Monday, January 16, 2012

Hello Digital Civilization community. I'm Gabriel, but you can call me Gabe. I'm a late addition to this class, but glad to be here nonetheless. Ariel--we go way back--got me interested in this class. I'm not always certain that much of what people post on their blogs is worth anyone's time (it is so precious.) But I readily acknowledge that there are some posts that are valuable additions to the potion of humanity that they reach. I am not certain that my own posts will be worth your reading, but I they may well be. Uncertainty is before us. Anyway, I'm not the one in charge of your time. I'm just going to throw what I've got into our conversations and see what happens.

So, the 17th century...Good times. I don't know much about it specifically off of the top of my head.

So after a brief refresher by Wikipedia's 17th Century page, I still feel fairly uninformed about the subject. Colonization of the Americas--that was big. The North American colonies that would become the United States of America are a hopeful element In bitter contrast is the exponential expansion of the slave trade. It was bad in North America but nowhere near as bad as the South American mining outfits. Some great thinkers came during the 1700s. Sir Isaac Newton's laws of physics and articulation of the influence of gravity were, of course, scientific breakthroughs on a grand scale. Only within the last century--with the studies done in modern physics--are we beginning to see holes in his principles.



Control. That's my digital studies topic. It's a "tale as old as time" [thank you, Disney, for this great phrase.] After all, the issue of who's in control (agency) a central part of the War in Heaven, a war that continues in our lives today? But more directly, the issue of digital control appears to be the biggest--or second biggest, after hacking and other forms of digital sabotage--threat to the infrastructure of the Internet. Already lawmakers have displayed an unsettling willingness to barrel into digital rights issues (specifically whether producers or consumers control online content) with guns blazing at the encouragement of big media lobbyists. SOPA, an act Congress is considering, represents a futile attempt to solve control issues using ineffective means which will have many bad consequences, such as making U.S. based web sites less competitive internationally. Also, from time to time enterprising businessmen suggest the idea of dividing Internet traffic into a (over-simplified terminology warning) slow lane and a fast lane, leaving the faster connection rates for those who will pay for it. I don't know how much of a real threat it is.

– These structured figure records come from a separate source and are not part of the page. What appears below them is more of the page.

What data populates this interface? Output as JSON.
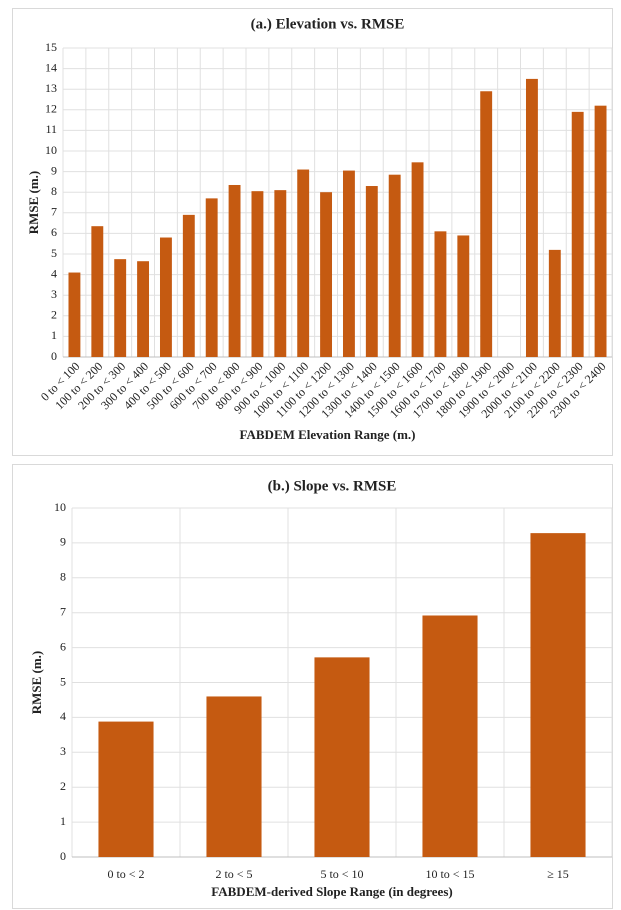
{
  "chart_data": [
    {
      "type": "bar",
      "title": "(a.) Elevation vs. RMSE",
      "x_label": "FABDEM Elevation Range (m.)",
      "y_label": "RMSE (m.)",
      "categories": [
        "0 to < 100",
        "100 to < 200",
        "200 to < 300",
        "300 to < 400",
        "400 to < 500",
        "500 to < 600",
        "600 to < 700",
        "700 to < 800",
        "800 to < 900",
        "900 to < 1000",
        "1000 to < 1100",
        "1100 to < 1200",
        "1200 to < 1300",
        "1300 to < 1400",
        "1400 to < 1500",
        "1500 to < 1600",
        "1600 to < 1700",
        "1700 to < 1800",
        "1800 to < 1900",
        "1900 to < 2000",
        "2000 to < 2100",
        "2100 to < 2200",
        "2200 to < 2300",
        "2300 to < 2400"
      ],
      "values": [
        4.1,
        6.35,
        4.75,
        4.65,
        5.8,
        6.9,
        7.7,
        8.35,
        8.05,
        8.1,
        9.1,
        8.0,
        9.05,
        8.3,
        8.85,
        9.45,
        6.1,
        5.9,
        12.9,
        null,
        13.5,
        5.2,
        11.9,
        12.2
      ],
      "color": "#c55a11",
      "ylim": [
        0,
        15
      ],
      "yticks": [
        0,
        1,
        2,
        3,
        4,
        5,
        6,
        7,
        8,
        9,
        10,
        11,
        12,
        13,
        14,
        15
      ],
      "grid": true
    },
    {
      "type": "bar",
      "title": "(b.) Slope vs. RMSE",
      "x_label": "FABDEM-derived Slope Range (in degrees)",
      "y_label": "RMSE (m.)",
      "categories": [
        "0 to < 2",
        "2 to < 5",
        "5 to < 10",
        "10 to < 15",
        "≥ 15"
      ],
      "values": [
        3.88,
        4.6,
        5.72,
        6.92,
        9.28
      ],
      "color": "#c55a11",
      "ylim": [
        0,
        10
      ],
      "yticks": [
        0,
        1,
        2,
        3,
        4,
        5,
        6,
        7,
        8,
        9,
        10
      ],
      "grid": true
    }
  ]
}
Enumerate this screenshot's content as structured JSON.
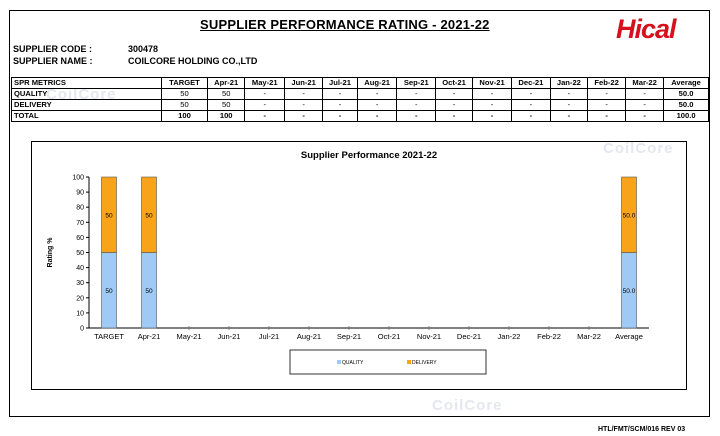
{
  "header": {
    "title": "SUPPLIER PERFORMANCE RATING - 2021-22",
    "logo_text": "Hical",
    "supplier_code_label": "SUPPLIER CODE :",
    "supplier_code": "300478",
    "supplier_name_label": "SUPPLIER NAME :",
    "supplier_name": "COILCORE HOLDING CO.,LTD"
  },
  "watermark": "CoilCore",
  "table": {
    "columns": [
      "SPR METRICS",
      "TARGET",
      "Apr-21",
      "May-21",
      "Jun-21",
      "Jul-21",
      "Aug-21",
      "Sep-21",
      "Oct-21",
      "Nov-21",
      "Dec-21",
      "Jan-22",
      "Feb-22",
      "Mar-22",
      "Average"
    ],
    "rows": [
      {
        "name": "QUALITY",
        "cells": [
          "50",
          "50",
          "-",
          "-",
          "-",
          "-",
          "-",
          "-",
          "-",
          "-",
          "-",
          "-",
          "-",
          "50.0"
        ]
      },
      {
        "name": "DELIVERY",
        "cells": [
          "50",
          "50",
          "-",
          "-",
          "-",
          "-",
          "-",
          "-",
          "-",
          "-",
          "-",
          "-",
          "-",
          "50.0"
        ]
      },
      {
        "name": "TOTAL",
        "cells": [
          "100",
          "100",
          "-",
          "-",
          "-",
          "-",
          "-",
          "-",
          "-",
          "-",
          "-",
          "-",
          "-",
          "100.0"
        ]
      }
    ]
  },
  "chart_data": {
    "type": "bar",
    "stacked": true,
    "title": "Supplier Performance 2021-22",
    "ylabel": "Rating %",
    "xlabel": "",
    "ylim": [
      0,
      100
    ],
    "yticks": [
      0,
      10,
      20,
      30,
      40,
      50,
      60,
      70,
      80,
      90,
      100
    ],
    "categories": [
      "TARGET",
      "Apr-21",
      "May-21",
      "Jun-21",
      "Jul-21",
      "Aug-21",
      "Sep-21",
      "Oct-21",
      "Nov-21",
      "Dec-21",
      "Jan-22",
      "Feb-22",
      "Mar-22",
      "Average"
    ],
    "series": [
      {
        "name": "QUALITY",
        "color": "#9fcaf5",
        "values": [
          50,
          50,
          0,
          0,
          0,
          0,
          0,
          0,
          0,
          0,
          0,
          0,
          0,
          50
        ],
        "labels": [
          "50",
          "50",
          "",
          "",
          "",
          "",
          "",
          "",
          "",
          "",
          "",
          "",
          "",
          "50.0"
        ]
      },
      {
        "name": "DELIVERY",
        "color": "#f9a31b",
        "values": [
          50,
          50,
          0,
          0,
          0,
          0,
          0,
          0,
          0,
          0,
          0,
          0,
          0,
          50
        ],
        "labels": [
          "50",
          "50",
          "",
          "",
          "",
          "",
          "",
          "",
          "",
          "",
          "",
          "",
          "",
          "50.0"
        ]
      }
    ],
    "legend_position": "bottom",
    "grid": false
  },
  "footer": {
    "doc_ref": "HTL/FMT/SCM/016 REV 03"
  }
}
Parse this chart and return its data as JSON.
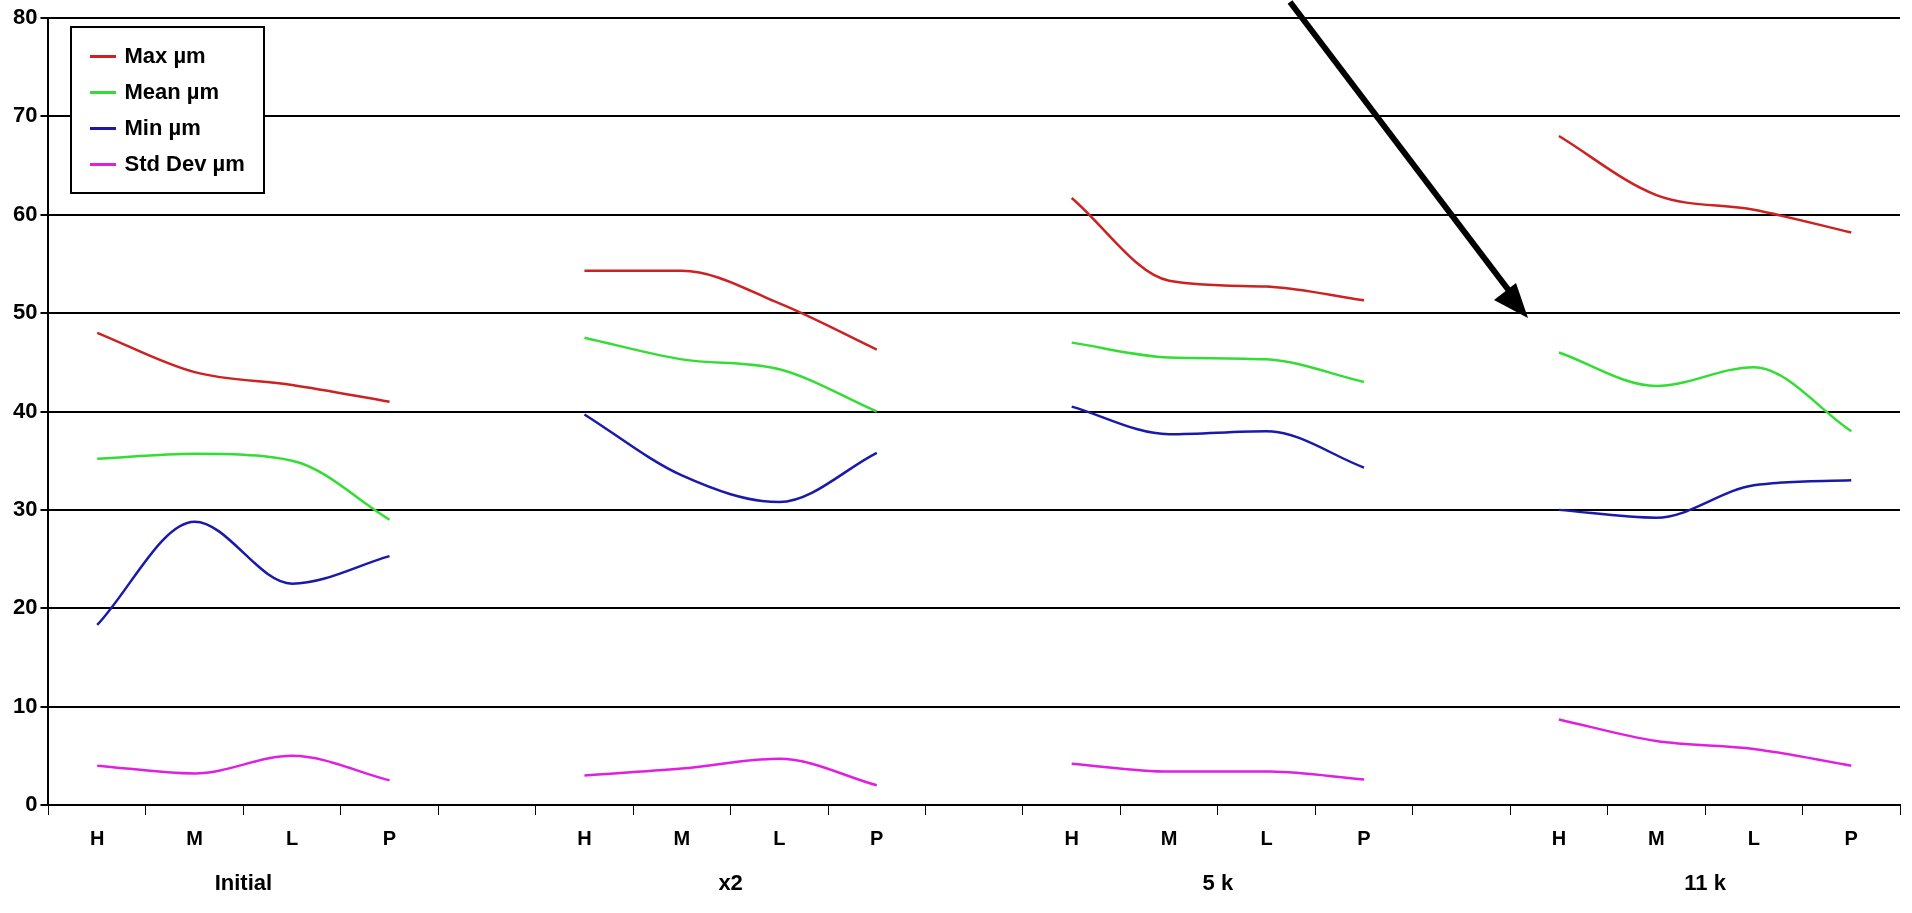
{
  "chart_data": {
    "type": "line",
    "categories": [
      "H",
      "M",
      "L",
      "P",
      null,
      "H",
      "M",
      "L",
      "P",
      null,
      "H",
      "M",
      "L",
      "P",
      null,
      "H",
      "M",
      "L",
      "P"
    ],
    "series": [
      {
        "name": "Max µm",
        "color": "#cc2222",
        "values": [
          48,
          44,
          42.7,
          41,
          null,
          54.3,
          54.3,
          51,
          46.3,
          null,
          61.7,
          53.3,
          52.7,
          51.3,
          null,
          68,
          62,
          60.5,
          58.2
        ]
      },
      {
        "name": "Mean µm",
        "color": "#33dd33",
        "values": [
          35.2,
          35.7,
          35,
          29,
          null,
          47.5,
          45.3,
          44.3,
          40,
          null,
          47,
          45.5,
          45.3,
          43,
          null,
          46,
          42.6,
          44.5,
          38
        ]
      },
      {
        "name": "Min µm",
        "color": "#1a1aaa",
        "values": [
          18.3,
          28.8,
          22.5,
          25.3,
          null,
          39.7,
          33.5,
          30.8,
          35.8,
          null,
          40.5,
          37.7,
          38,
          34.3,
          null,
          30,
          29.2,
          32.5,
          33
        ]
      },
      {
        "name": "Std Dev µm",
        "color": "#e020e0",
        "values": [
          4,
          3.2,
          5,
          2.5,
          null,
          3,
          3.7,
          4.7,
          2,
          null,
          4.2,
          3.4,
          3.4,
          2.6,
          null,
          8.7,
          6.5,
          5.7,
          4
        ]
      }
    ],
    "annotations": [
      "Initial",
      "x2",
      "5 k",
      "11 k"
    ],
    "ylim": [
      0,
      80
    ],
    "yticks": [
      0,
      10,
      20,
      30,
      40,
      50,
      60,
      70,
      80
    ],
    "grid": "y",
    "legend": "top left",
    "marker": "none",
    "line_style": "solid"
  }
}
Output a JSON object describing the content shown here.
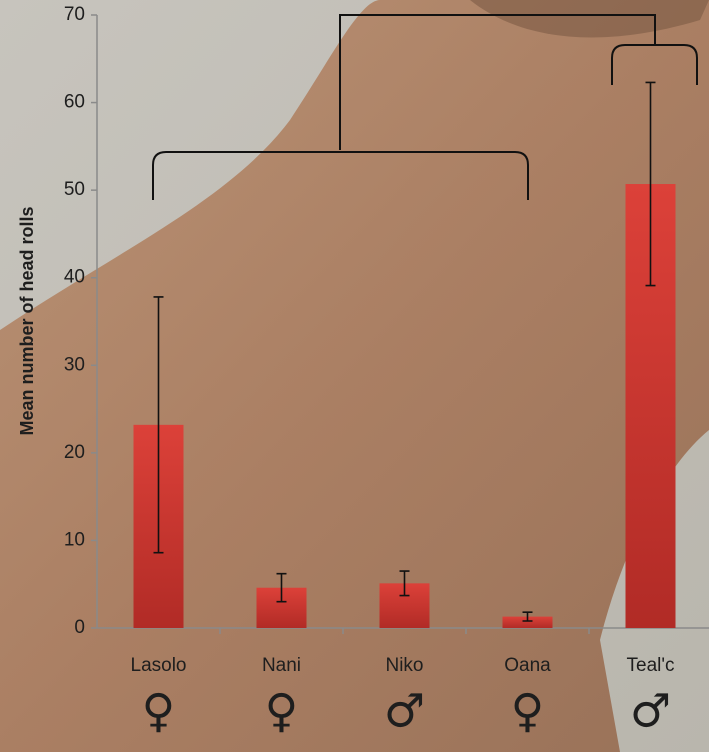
{
  "chart_data": {
    "type": "bar",
    "ylabel": "Mean number of head rolls",
    "categories": [
      "Lasolo",
      "Nani",
      "Niko",
      "Oana",
      "Teal'c"
    ],
    "values": [
      23.2,
      4.6,
      5.1,
      1.3,
      50.7
    ],
    "errors": [
      14.6,
      1.6,
      1.4,
      0.5,
      11.6
    ],
    "sexes": [
      "♀",
      "♀",
      "♂",
      "♀",
      "♂"
    ],
    "color": "#d23b35",
    "ylim": [
      0,
      70
    ],
    "yticks": [
      0,
      10,
      20,
      30,
      40,
      50,
      60,
      70
    ]
  }
}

There is no question that producers of media and data need some protection of their work. Wikileaks is an example of the "ultimate freedom for consumers" mantra carried to damaging extremes. And it's wrong to steal the hard-earned creations of our generation's great songwriters and filmmakers. Perhaps the most promising developments come from creative business models like Spotify and Pandora. These services are getting royalty money into producers' hands while providing the free content consumers demand (and can have illegally instantly). That helps the music industry, but there's no such software poised to provide the same service to filmmakers. YouTube enjoys a monoploy as the web's free video collection, and since recent court disputes with Viacom and others have gone their way, their hegemony is unlikely to end anytime soon.